The Book of Esther, read on the festival of Purim, recounts the escape of the Jews of Persia from annihilation during the reign of King Ahasuerus (probably Xerxes I, ruled 485-464 B.C.E.). Haman, the king's vizier, plotted to kill all the Jews in the kingdom and cast lots (purim) to determine the day of their destruction. His plan was stymied through the intervention of Esther, Ahasuerus's beautiful Jewish queen, who, guided by her uncle Mordecai, persuaded the king to save the Jews and execute the evil Haman in their place. Having triumphed over their enemies, the Jews of Persia engaged in "days of feasting and joy," and it is this spirit of merrymaking that characterizes the celebration of Purim to this day when the Scroll of Esther is read in the synagogue. Congregants may follow the text in their own scrolls, which may be lavishly decorated.
The elaborate engraved borders of this scroll are the work of the Jewish artist Salom Italia, born into a family of printers in Mantua. When the Austrians invaded Mantua in 1630, Jews were forced from the city, and Salom Italia probably went to the Venetian States before settling in Amsterdam in 1641. There he found a prospering community of Jews with the means as well as the inclination to commission and collect the works of a young printmaker.

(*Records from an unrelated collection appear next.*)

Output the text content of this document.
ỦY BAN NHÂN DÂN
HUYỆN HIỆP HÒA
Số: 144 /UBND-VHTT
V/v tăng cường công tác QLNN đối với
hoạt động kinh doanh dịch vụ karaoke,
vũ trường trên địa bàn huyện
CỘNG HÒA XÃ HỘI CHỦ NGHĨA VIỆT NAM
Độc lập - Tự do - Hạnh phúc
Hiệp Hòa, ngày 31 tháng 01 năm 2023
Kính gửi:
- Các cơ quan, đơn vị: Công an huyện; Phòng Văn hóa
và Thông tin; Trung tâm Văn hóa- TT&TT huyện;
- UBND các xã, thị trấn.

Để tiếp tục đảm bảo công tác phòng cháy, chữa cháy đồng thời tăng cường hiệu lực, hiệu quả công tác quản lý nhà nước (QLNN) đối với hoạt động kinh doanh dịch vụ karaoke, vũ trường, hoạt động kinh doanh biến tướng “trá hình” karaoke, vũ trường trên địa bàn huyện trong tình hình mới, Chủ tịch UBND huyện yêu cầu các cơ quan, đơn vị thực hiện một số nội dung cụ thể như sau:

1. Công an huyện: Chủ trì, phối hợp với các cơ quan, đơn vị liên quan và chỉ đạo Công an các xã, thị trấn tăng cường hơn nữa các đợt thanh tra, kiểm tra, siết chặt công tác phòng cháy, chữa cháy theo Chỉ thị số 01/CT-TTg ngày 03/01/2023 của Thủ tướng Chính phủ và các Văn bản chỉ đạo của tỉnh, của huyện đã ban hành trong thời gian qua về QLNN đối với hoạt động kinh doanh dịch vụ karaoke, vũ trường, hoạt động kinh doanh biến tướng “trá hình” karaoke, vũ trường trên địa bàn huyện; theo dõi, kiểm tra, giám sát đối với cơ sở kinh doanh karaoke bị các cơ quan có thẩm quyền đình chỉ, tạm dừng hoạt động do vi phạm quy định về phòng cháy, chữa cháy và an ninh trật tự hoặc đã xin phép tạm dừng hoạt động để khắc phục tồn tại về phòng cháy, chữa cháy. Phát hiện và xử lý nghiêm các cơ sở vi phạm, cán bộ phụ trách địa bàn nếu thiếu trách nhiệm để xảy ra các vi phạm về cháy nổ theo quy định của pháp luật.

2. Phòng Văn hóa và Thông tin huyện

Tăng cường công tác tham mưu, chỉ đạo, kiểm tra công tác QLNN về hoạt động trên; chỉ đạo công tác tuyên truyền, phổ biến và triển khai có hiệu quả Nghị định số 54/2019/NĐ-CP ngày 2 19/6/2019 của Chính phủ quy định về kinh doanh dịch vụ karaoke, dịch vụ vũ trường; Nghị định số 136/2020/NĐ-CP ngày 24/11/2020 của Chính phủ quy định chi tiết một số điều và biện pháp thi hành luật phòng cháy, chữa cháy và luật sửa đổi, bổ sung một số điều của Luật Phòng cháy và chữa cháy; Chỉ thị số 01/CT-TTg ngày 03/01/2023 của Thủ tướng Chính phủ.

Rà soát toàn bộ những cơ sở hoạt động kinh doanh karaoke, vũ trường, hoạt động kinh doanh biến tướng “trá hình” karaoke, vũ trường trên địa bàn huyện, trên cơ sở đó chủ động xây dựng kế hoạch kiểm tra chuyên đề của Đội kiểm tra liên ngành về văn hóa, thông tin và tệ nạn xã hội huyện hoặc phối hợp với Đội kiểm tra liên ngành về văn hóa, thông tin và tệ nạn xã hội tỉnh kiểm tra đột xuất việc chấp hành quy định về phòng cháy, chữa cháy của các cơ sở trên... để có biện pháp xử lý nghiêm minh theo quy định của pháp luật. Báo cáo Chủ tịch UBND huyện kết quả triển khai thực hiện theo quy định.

This scroll was printed from one engraving plate consisting of four arches, which was repeated five times to produce a large arcade as a frame for the text; above, each arch is crowned by a broken pediment surmounted by lions. Below are Dutch cityscapes that reflect the influence of Italia's new home. Figures from the Purim story stand flanking the arches: King Ahasuerus facing Queen Esther, and Mordecai facing Haman. Below each figure is a scene from the story, each printed from a separate plate, forming a narrative cycle of nineteen images. The only exception to this composition is the first panel, which consists of naturalistically rendered peacocks and other birds, and an empty cartouche intended to frame the blessings recited before reading the scroll. On the lip of the vase of flowers on the right, Salom Italia signed his name in Hebrew. The squirrel to the right is an element from the insignia used in Mantua by his family.
Salom Italia's great innovation and contribution to the design of Esther scrolls was setting the text within portals derived from triumphal arches. The practice of conducting triumphal processions through arches dates back to ancient Rome, and the building of temporary arches to honor rulers as they entered a city continued in Europe until the nineteenth century. By the sixteenth century, the triumphal entries of monarchs were commemorated by the publication of their iconographic programs, complete with woodcuts or engravings of the temporary arches and decorations specially created for these events.
In 1642, shortly after Italia's arrival in Amsterdam, the city mounted a magnificent triumphal entry for the stadtholder Frederik Hendrik and his in-laws, the English royal family. Italia may also have been influenced by designs for the 1638 entry of Marie de' Medici into Amsterdam (published in 1639)-for example, an arch surmounted by lions with columns similar to the ones on this scroll. Italia's figures flanking the arches stand beneath festoons of fruit suspended from masks, which appeared in the decorations for a triumphal entry into Lisbon in 1619 (published in Madrid, 1622). By using imagery from a variety of printed sources, Salom Italia achieved a perfect marriage of form and content, since the Book of Esther recounts the triumph of the Jews of Persia and includes an account of Mordecai's triumphal procession through the streets of Shushan, the capital. This episode was depicted by Rembrandt in an etching that was made in Amsterdam around 1641 and was probably known to Italia.
The original owners of this scroll would have understood the reference to triumphal entries in the decorative program. As they unrolled the scroll to follow the text, revealing one arch at a time, they would have been symbolically passing through each portal, thereby reenacting the triumph of Mordecai and of all Jews that is at the heart of the celebration of Purim.